For strings that are out of vocabulary (OOV), I'll back off to a rule-based approach that tries to count syllables. I plan to use the syllapy library, as described here.
String transformation:
We also need a simple function to recombine the syllables as described: second syllable of the last name followed by the first syllable of the first name.
We'll handle this in python as well.
Perplexity scoring:
As mentioned above, we'll need an LLM that can give us perplexity scores for sentences. I'm going to use a huggingface transformers implementation of a GPT model. (But stay tuned--I'm building implementations of several other LLMs and we'll be evaluating those in future puzzling!)
That more or less covers my approach. Would you handle this differently? Do you think an LLM could solve this puzzle outright? (So far, the ones I've tried have not managed a solution).

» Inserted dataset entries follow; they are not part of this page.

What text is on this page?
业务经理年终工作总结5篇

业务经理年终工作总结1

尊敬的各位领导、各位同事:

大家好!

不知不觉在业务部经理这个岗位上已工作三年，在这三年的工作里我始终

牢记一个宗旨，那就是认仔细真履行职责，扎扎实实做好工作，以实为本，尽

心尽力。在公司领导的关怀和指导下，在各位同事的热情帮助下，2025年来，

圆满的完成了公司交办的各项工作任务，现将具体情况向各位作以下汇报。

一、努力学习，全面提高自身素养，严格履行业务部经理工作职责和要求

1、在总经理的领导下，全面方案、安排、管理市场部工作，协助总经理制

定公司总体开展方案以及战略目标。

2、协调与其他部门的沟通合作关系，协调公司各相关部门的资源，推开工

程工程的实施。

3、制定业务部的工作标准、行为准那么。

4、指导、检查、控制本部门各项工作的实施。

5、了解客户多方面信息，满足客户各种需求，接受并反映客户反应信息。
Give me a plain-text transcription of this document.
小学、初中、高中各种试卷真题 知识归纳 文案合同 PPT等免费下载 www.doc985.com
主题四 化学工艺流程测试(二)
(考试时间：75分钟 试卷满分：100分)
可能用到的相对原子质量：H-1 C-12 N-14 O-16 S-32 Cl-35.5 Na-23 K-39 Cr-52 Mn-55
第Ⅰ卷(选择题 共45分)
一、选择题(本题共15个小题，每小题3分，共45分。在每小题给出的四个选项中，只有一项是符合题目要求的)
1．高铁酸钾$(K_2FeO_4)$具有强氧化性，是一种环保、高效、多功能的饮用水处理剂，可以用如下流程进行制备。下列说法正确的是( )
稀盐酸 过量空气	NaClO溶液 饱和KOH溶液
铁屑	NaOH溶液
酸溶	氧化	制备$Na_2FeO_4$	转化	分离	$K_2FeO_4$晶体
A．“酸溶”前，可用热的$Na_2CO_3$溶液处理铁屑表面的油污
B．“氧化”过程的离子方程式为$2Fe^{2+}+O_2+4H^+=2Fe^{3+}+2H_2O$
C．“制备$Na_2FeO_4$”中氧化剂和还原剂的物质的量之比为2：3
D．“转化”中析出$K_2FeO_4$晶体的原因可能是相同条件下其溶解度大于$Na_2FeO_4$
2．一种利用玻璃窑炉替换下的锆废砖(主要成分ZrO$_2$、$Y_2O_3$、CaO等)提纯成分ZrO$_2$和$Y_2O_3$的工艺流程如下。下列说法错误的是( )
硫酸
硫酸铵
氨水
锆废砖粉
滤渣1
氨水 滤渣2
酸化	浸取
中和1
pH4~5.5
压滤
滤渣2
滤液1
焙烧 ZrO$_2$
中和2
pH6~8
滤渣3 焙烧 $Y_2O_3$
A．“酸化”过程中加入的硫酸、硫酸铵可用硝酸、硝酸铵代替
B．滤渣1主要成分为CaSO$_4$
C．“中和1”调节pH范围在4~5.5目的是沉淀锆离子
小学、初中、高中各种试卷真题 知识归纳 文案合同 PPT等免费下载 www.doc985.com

Please leave your comments and insights (but no spoilers please). I'll be back after NPR's Thursday deadline for submissions to share my solution and my implementation. Good luck!
Update & Solution
The deadline for submissions has passed, so click below if you want to see my answer. See you next week!
4.247
Barbra Streisand
Stay alert because running into a sandbar can be very dangerous.
4.943
Linda Ronstadt
Stay alert because running into a stadtlin can be very dangerous.
5.071
Dolly Parton
Stay alert because running into a tondol can be very dangerous.
5.116
Alanis Morissette
Stay alert because running into a setteala can be very dangerous.
I confess that I cheated here; I tried several syllabification/hyphenation tools, and none of them could return ['strei', 'sand'] for 'Streisand'. They would not recognize the string and thus return 'Streisand' unchanged.
I also tried using a grapheme-to-phoneme tool (https://github.com/Kyubyong/g2p) as a back-off for out of vocabulary (OOV) items that are not in the CMU dictionary (which most syllabification tools rely on). However, this tool and others like it return the phonemic transcription of the syllables, not the graphemic or orthographic transcription. So it could return ['STRAY1', 'ZAH0ND'], but not ['strei', 'sand'].
In other words, for OOVs, there's no tool to map from a g2p generated phonetic transcription of syllables back to an original orthographic spelling which is split into syllables. I suspect this won't be the last time we'll need to do this for the Sunday Puzzle, so I'm currently working on such a tool and I'll share it soon when it is ready.